The indie pop band MGMT made a long-awaited appearance in Philly at the Electric Factory on March 20th, on tour for their new album Little Dark Age. The first thing I noticed as I walked in was the eclectic crowd that the band inspired to come out on a Tuesday night. From teenage girls sporting Adidas superstars to artsier aged men rocking hat pins and long hair, everyone was there because they loved the music. This is a testament to the genre mixing MGMT has done and is still expertly doing. They artfully arrange elements of psychedelic synth and trippy visuals to create a cohesive aesthetic that disguises itself as another pop top twenty performance, but is really keeping the spirit of freedom from the 1960s alive and breathing.

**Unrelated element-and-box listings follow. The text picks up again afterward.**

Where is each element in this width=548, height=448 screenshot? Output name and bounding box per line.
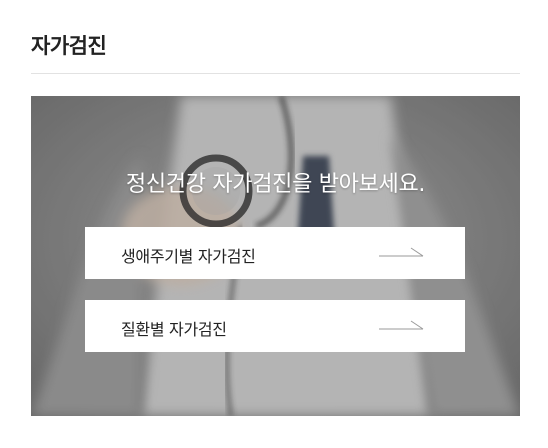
title-divider <box>31 73 520 74</box>
section-title: 자가검진 <box>31 34 107 58</box>
self-check-banner: 정신건강 자가검진을 받아보세요. 생애주기별 자가검진 질환별 자가검진 <box>31 96 520 416</box>
lifecycle-self-check-label: 생애주기별 자가검진 <box>121 247 256 266</box>
disease-self-check-button[interactable]: 질환별 자가검진 <box>85 300 465 352</box>
arrow-right-icon <box>379 247 424 257</box>
arrow-right-icon <box>379 320 424 330</box>
lifecycle-self-check-button[interactable]: 생애주기별 자가검진 <box>85 227 465 279</box>
banner-heading: 정신건강 자가검진을 받아보세요. <box>125 172 426 197</box>
disease-self-check-label: 질환별 자가검진 <box>121 320 227 339</box>
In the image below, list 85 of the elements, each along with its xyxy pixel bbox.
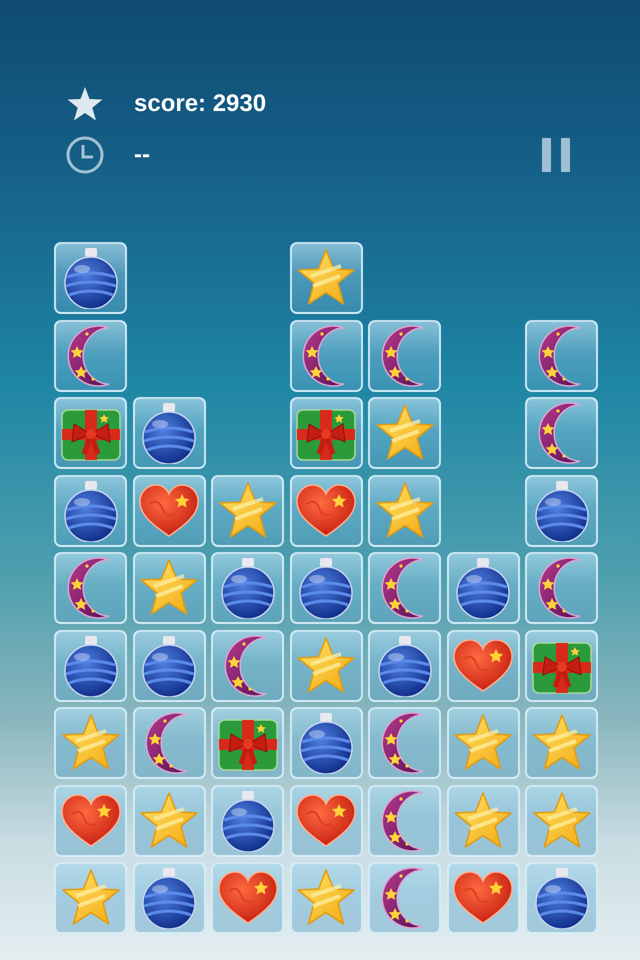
- clock-icon: [66, 136, 104, 174]
- heart-icon: [295, 794, 357, 848]
- game-tile[interactable]: [368, 474, 441, 546]
- star-icon: [530, 790, 592, 850]
- game-tile[interactable]: [132, 397, 206, 469]
- game-tile[interactable]: [446, 552, 520, 624]
- game-tile[interactable]: [446, 784, 520, 856]
- star-icon: [452, 790, 514, 850]
- game-tile[interactable]: [525, 320, 598, 392]
- game-tile[interactable]: [132, 707, 206, 779]
- game-tile[interactable]: [525, 862, 598, 934]
- ornament-icon: [140, 867, 198, 929]
- star-icon: [138, 790, 200, 850]
- star-icon: [374, 480, 436, 540]
- game-tile[interactable]: [211, 707, 284, 779]
- game-tile[interactable]: [290, 784, 362, 856]
- game-tile[interactable]: [446, 630, 520, 702]
- ornament-icon: [62, 480, 120, 542]
- game-tile[interactable]: [290, 630, 362, 702]
- game-tile[interactable]: [54, 552, 127, 624]
- ornament-icon: [140, 634, 198, 696]
- game-tile[interactable]: [211, 474, 284, 546]
- star-icon: [295, 636, 357, 696]
- game-tile[interactable]: [211, 552, 284, 624]
- ornament-icon: [297, 712, 355, 774]
- game-tile[interactable]: [290, 552, 362, 624]
- game-tile[interactable]: [211, 784, 284, 856]
- ornament-icon: [218, 790, 276, 852]
- ornament-icon: [218, 557, 276, 619]
- game-tile[interactable]: [54, 397, 127, 469]
- game-tile[interactable]: [54, 707, 127, 779]
- game-tile[interactable]: [211, 862, 284, 934]
- ornament-icon: [376, 634, 434, 696]
- timer-text: --: [134, 140, 150, 170]
- game-tile[interactable]: [368, 862, 441, 934]
- game-tile[interactable]: [290, 707, 362, 779]
- star-icon: [66, 86, 104, 122]
- game-tile[interactable]: [525, 784, 598, 856]
- pause-button[interactable]: [542, 138, 570, 172]
- score-text: score: 2930: [134, 89, 266, 119]
- game-tile[interactable]: [368, 707, 441, 779]
- game-tile[interactable]: [54, 630, 127, 702]
- pause-icon: [542, 138, 570, 172]
- game-tile[interactable]: [525, 397, 598, 469]
- game-tile[interactable]: [290, 242, 362, 314]
- heart-icon: [216, 871, 278, 925]
- game-tile[interactable]: [54, 242, 127, 314]
- game-tile[interactable]: [368, 397, 441, 469]
- heart-icon: [452, 638, 514, 692]
- heart-icon: [295, 484, 357, 538]
- game-tile[interactable]: [525, 474, 598, 546]
- ornament-icon: [62, 634, 120, 696]
- ornament-icon: [532, 867, 590, 929]
- game-tile[interactable]: [211, 630, 284, 702]
- game-tile[interactable]: [525, 630, 598, 702]
- game-tile[interactable]: [132, 474, 206, 546]
- game-tile[interactable]: [54, 784, 127, 856]
- ornament-icon: [297, 557, 355, 619]
- game-tile[interactable]: [290, 862, 362, 934]
- game-tile[interactable]: [368, 630, 441, 702]
- ornament-icon: [140, 402, 198, 464]
- game-tile[interactable]: [132, 552, 206, 624]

The opener was Matthew Dear, a one-man DJ, who commanded many mix boards and a strange combination of instruments. He combined these with his echoey, eerie voice that filled the cavernous warehouse and reverberated off the wall of an audience starting to stack up waiting for the main show. He built excitement for MGMT, while playing a significant set that I can only describe as a tropical psychedelic vibe, placing the audience into an intensely colorful white sand beach in Southern California.
MGMT came on around nine and the audience cheered, ready to really get the party started. In the crowd, there were debates before the show what song they’d open with, “She Works Out Too Much” (the first song on their new album) or a classic like “Electric Feel.” While both songs were played later in the show, they opened with the title track to their newest album, “Little Dark Age.” The concert continued to build and kept everyone dancing and singing throughout the night as the band played their two-hour set. The atmosphere was transformed from a North Philly warehouse to a kaleidoscope of moving people, with the help of stage props like Greek columns and house plants, a dramatic screen with visuals like flowers and eyes squiggling through the background, and a disco ball that dropped right above my head.
The audience left buzzing, everyone seeming to have heard their favorite song played at some point in the night, and all having a renewed appreciation for the band’s talent. I can easily mark that as one of my favorite Tuesdays in college so far, and I can’t wait for MGMT to come back to Philly.